32. Summary Longevity • Overall, both laboratory and pharmaceutical innovation have increased longevity, but they have done so in different (complementary) ways. • Laboratory innovations have primarily reduced the risk of dying before the age of 65. • Pharmaceutical innovations have primarily extended the lives of older people. • Evidence about the age distribution of laboratory procedure and pharmaceutical utilization was consistent with these findings. • Laboratory innovation is estimated to have increased mean age at death by 0.44 years during the period 1979-1998. • This represents about 12% of the total increase in mean age at death (3.57 years) during the period. • An upper-bound estimate of the cost per life-year gained from laboratory innovation is well below the cost-effectiveness thresholds proposed by most medical decision-makers.

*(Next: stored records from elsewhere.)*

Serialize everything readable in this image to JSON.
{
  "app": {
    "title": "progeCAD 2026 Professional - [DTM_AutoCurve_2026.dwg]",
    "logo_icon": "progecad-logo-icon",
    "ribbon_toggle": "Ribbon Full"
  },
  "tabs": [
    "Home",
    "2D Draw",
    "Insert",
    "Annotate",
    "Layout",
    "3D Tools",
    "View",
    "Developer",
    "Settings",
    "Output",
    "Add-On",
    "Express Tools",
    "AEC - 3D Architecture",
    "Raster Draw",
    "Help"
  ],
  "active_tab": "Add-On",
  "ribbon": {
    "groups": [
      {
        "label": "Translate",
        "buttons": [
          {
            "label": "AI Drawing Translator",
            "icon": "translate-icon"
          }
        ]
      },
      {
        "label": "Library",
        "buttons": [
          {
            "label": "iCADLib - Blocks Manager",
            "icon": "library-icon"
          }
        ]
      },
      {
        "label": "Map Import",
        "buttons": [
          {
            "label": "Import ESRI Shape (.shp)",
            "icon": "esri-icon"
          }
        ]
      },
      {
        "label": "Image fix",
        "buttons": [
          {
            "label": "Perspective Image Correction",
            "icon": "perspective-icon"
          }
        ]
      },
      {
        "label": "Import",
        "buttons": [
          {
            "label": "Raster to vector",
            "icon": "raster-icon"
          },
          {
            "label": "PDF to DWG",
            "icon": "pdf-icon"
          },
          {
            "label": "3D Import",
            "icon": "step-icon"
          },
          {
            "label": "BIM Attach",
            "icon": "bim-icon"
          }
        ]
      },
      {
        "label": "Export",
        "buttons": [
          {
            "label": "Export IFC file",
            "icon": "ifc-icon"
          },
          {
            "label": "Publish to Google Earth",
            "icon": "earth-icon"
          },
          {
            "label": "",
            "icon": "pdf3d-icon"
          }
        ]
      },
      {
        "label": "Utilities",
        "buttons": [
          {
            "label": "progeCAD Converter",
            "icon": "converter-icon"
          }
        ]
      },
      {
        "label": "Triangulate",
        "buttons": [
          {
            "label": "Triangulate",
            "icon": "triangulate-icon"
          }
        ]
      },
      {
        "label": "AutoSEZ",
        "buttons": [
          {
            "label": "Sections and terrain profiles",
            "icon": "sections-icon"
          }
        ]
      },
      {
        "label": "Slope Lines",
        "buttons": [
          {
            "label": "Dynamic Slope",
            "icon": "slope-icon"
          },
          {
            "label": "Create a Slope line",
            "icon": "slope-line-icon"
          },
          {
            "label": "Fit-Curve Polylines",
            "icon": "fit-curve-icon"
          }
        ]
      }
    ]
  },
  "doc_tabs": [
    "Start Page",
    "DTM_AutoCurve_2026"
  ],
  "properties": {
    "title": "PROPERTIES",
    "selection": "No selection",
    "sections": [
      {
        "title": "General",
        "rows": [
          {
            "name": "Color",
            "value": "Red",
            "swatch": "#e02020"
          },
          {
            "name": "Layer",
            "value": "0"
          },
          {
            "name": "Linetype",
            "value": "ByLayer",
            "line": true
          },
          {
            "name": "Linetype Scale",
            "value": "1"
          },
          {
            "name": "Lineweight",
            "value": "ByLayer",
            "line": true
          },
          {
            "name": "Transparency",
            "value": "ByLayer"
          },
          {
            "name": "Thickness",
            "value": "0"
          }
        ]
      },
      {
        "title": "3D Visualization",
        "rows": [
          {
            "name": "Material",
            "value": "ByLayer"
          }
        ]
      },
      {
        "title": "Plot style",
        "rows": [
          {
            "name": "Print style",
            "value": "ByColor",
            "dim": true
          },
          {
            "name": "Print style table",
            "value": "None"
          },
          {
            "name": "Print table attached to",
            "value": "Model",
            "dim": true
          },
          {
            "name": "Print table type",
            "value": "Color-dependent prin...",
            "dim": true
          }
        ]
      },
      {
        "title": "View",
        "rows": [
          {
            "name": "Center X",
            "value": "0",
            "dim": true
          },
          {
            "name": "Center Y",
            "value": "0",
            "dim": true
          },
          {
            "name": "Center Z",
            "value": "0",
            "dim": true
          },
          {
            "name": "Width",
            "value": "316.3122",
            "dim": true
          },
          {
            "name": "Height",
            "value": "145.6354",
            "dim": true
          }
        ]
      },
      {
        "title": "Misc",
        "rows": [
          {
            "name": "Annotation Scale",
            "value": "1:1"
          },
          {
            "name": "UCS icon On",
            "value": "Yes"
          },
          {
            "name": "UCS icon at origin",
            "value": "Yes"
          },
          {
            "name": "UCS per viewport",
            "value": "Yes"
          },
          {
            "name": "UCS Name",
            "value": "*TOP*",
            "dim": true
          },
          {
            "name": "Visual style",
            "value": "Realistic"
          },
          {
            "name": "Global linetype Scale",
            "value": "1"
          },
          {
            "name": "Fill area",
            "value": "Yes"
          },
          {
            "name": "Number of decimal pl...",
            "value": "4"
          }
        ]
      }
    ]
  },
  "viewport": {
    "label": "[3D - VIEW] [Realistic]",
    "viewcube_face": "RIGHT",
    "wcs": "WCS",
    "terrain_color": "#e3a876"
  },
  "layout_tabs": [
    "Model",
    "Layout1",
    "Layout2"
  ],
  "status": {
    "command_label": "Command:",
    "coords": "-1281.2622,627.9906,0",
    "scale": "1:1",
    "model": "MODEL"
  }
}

33. Summary Activity limitations and disability days • Laboratory and pharmaceutical innovation both reduced activity limitations and disability days. • Both types of innovation were estimated to reduce the number of people who were unable to perform major activities by about 2.1% per year. • In the absence of laboratory innovation during 1982-1996, the probability of being unable to perform one’s major activity would have been 1.7 percentage points higher in 1996—6.4% rather than 4.7%. • The value of the reduction in disability attributable to laboratory innovation appears to exceed expenditure on new laboratory procedures by a substantial margin.